The tax will apply to half of the gross remittances by electronic marketplace operators and digital financial services providers (DFSP) such as GCash and Maya that are being used by sellers or merchants in sale of their goods or services through digital platforms. DFSPs also include credit card providers facilitating the settlement of transactions made through the internet and mobile phones.

Gross remittances refer to the total amount received by an e-market operator or e-wallet provider from the online buyers of the goods and services.

READ: BIR to social media influencers: Pay taxes or face charges

The BIR circular provided a 90-day extension to allow affected parties to make the necessary adjustments prior to the actual imposition of the withholding tax.

Plugging loopholes

“The withholding tax is not a new tax. It’s merely a system of taxation where taxes are collected at source, which will be credited against the total income tax liability of the sellers/merchants,” Lumagui noted.

“The BIR aims to level the playing field between brick-and-mortar stores, which are regularly complying with their tax obligations, and online marketplaces.
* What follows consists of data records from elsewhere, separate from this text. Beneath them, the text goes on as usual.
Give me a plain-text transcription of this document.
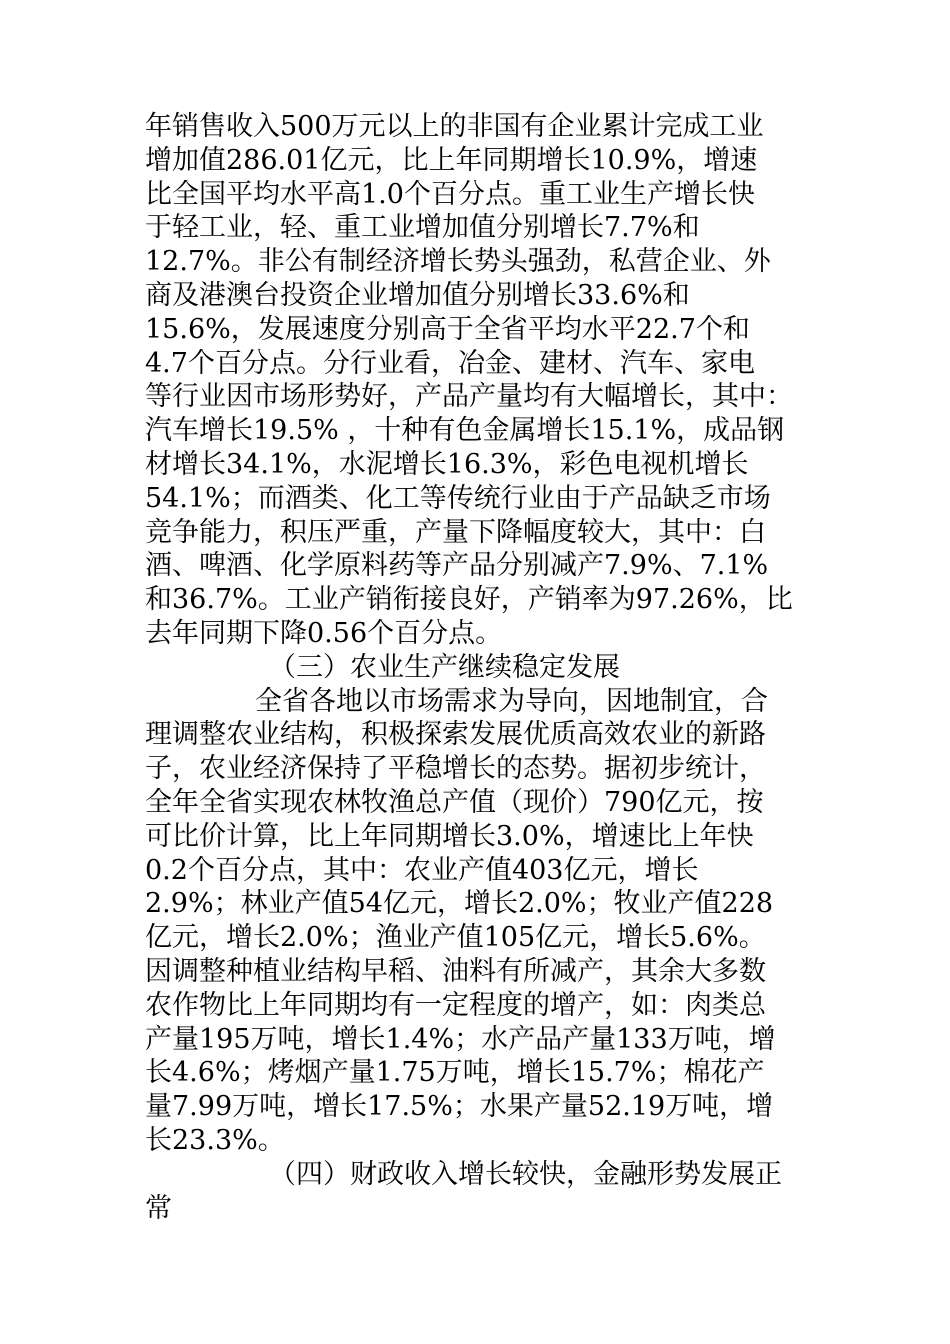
年销售收入500万元以上的非国有企业累计完成工业
增加值286.01亿元，比上年同期增长10.9%，增速
比全国平均水平高1.0个百分点。重工业生产增长快
于轻工业，轻、重工业增加值分别增长7.7%和
12.7%。非公有制经济增长势头强劲，私营企业、外
商及港澳台投资企业增加值分别增长33.6%和
15.6%，发展速度分别高于全省平均水平22.7个和
4.7个百分点。分行业看，冶金、建材、汽车、家电
等行业因市场形势好，产品产量均有大幅增长，其中：
汽车增长19.5% ，十种有色金属增长15.1%，成品钢
材增长34.1%，水泥增长16.3%，彩色电视机增长
54.1%；而酒类、化工等传统行业由于产品缺乏市场
竞争能力，积压严重，产量下降幅度较大，其中：白
酒、啤酒、化学原料药等产品分别减产7.9%、7.1%
和36.7%。工业产销衔接良好，产销率为97.26%，比
去年同期下降0.56个百分点。
（三）农业生产继续稳定发展
全省各地以市场需求为导向，因地制宜，合
理调整农业结构，积极探索发展优质高效农业的新路
子，农业经济保持了平稳增长的态势。据初步统计，
全年全省实现农林牧渔总产值（现价）790亿元，按
可比价计算，比上年同期增长3.0%，增速比上年快
0.2个百分点，其中：农业产值403亿元，增长
2.9%；林业产值54亿元，增长2.0%；牧业产值228
亿元，增长2.0%；渔业产值105亿元，增长5.6%。
因调整种植业结构早稻、油料有所减产，其余大多数
农作物比上年同期均有一定程度的增产，如：肉类总
产量195万吨，增长1.4%；水产品产量133万吨，增
长4.6%；烤烟产量1.75万吨，增长15.7%；棉花产
量7.99万吨，增长17.5%；水果产量52.19万吨，增
长23.3%。
（四）财政收入增长较快，金融形势发展正
常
Whether their business is operated online or through physical stores, sellers and merchants have to pay their taxes,” Lumagui said.

The BIR defines e-marketplace as a digital service platform that connects online buyers with online sellers; facilitate and conclude the sales, and process the payment of the products, goods or services online.

Aside from online shopping platforms, this also includes digital food delivery services and other sites used for booking resort, hotel and other lodging accommodations.

The tax agency has required online sellers and merchants to register their business with the BIR and submit a copy of their certificate of registration to the e-marketplace operator and DFSP prior to the use of their online facilities.

For those seeking exemption, merchants need to submit a BIR-received sworn declaration to the online platform and DFSP stating that the total gross remittance they are to receive from the e-marketplace operators will not exceed P500,000.

Aside from the obligation to withhold applicable taxes before remitting the sales proceeds or payments to sellers, e-marketplace operators and DFSPs must likewise ensure that all sellers are registered with the BIR prior to allowing them to use their facility.

At the same time, the mobile payment service or e-wallet used for customer payments must be for the account of the seller’s BIR-registered trade name, for example, a customer using GCash must pay to a store’s BIR-registered GCash account and not to the owner’s GCash number.

Disadvantage to retailers

Roberto Claudio, president of the Philippine Retailers Association, on Tuesday said that while the move was in the right direction, they were confused as to the intention of the memorandum and the specifics of the 1-percent withholding tax.

“If this is the tax to be paid by their foreign merchants and sellers, we find this completely unfair to local retailers who have to contend with a 12-percent value-added tax (VAT),” Claudio told the Inquirer in a message.

If such is the case, a rechargeable battery, for example, sold by a local store will pay the 12-percent VAT, while an online foreign seller will pay only a 1-percent withholding tax for a similar item, he said.

Expected impact

Marketplaces such as Shopee, Lazada, Zalora, TikTok and Shein pay taxes only on the commission they earn from the use of their platforms and not the VAT, which results in an unfair advantage against local retailers, Claudio added.

Claudio noted that the BIR still has to explain the specifics of the 1-percent withholding tax and how it would be applied to online merchants or sellers.

Many sellers using the top two online shopping sites Shopee and Lazada are from China.

Robert Dan Roces, chief economist at Security Bank Corp., said he expected a mixed impact of the latest BIR measure on consumers and sellers.

“While it might generate revenue for the governments, it could also lead to higher prices, reduced choices,” he said.

Roces noted that balancing tax collection goals with practical challenges faced by online sellers would be crucial for the success of the new tax regime.

Rizal Commercial Banking Corp. chief economist Michael Ricafort said that the agency’s move would be more effective in tax collections and would expand the tax revenue sources of the government, especially in the coming years as more businesses decide to use online transactions.

“Given the boom in e-commerce and online businesses worldwide, it makes a lot of economic and fiscal sense to make this a major government revenue source for the years to come,” Ricafort said.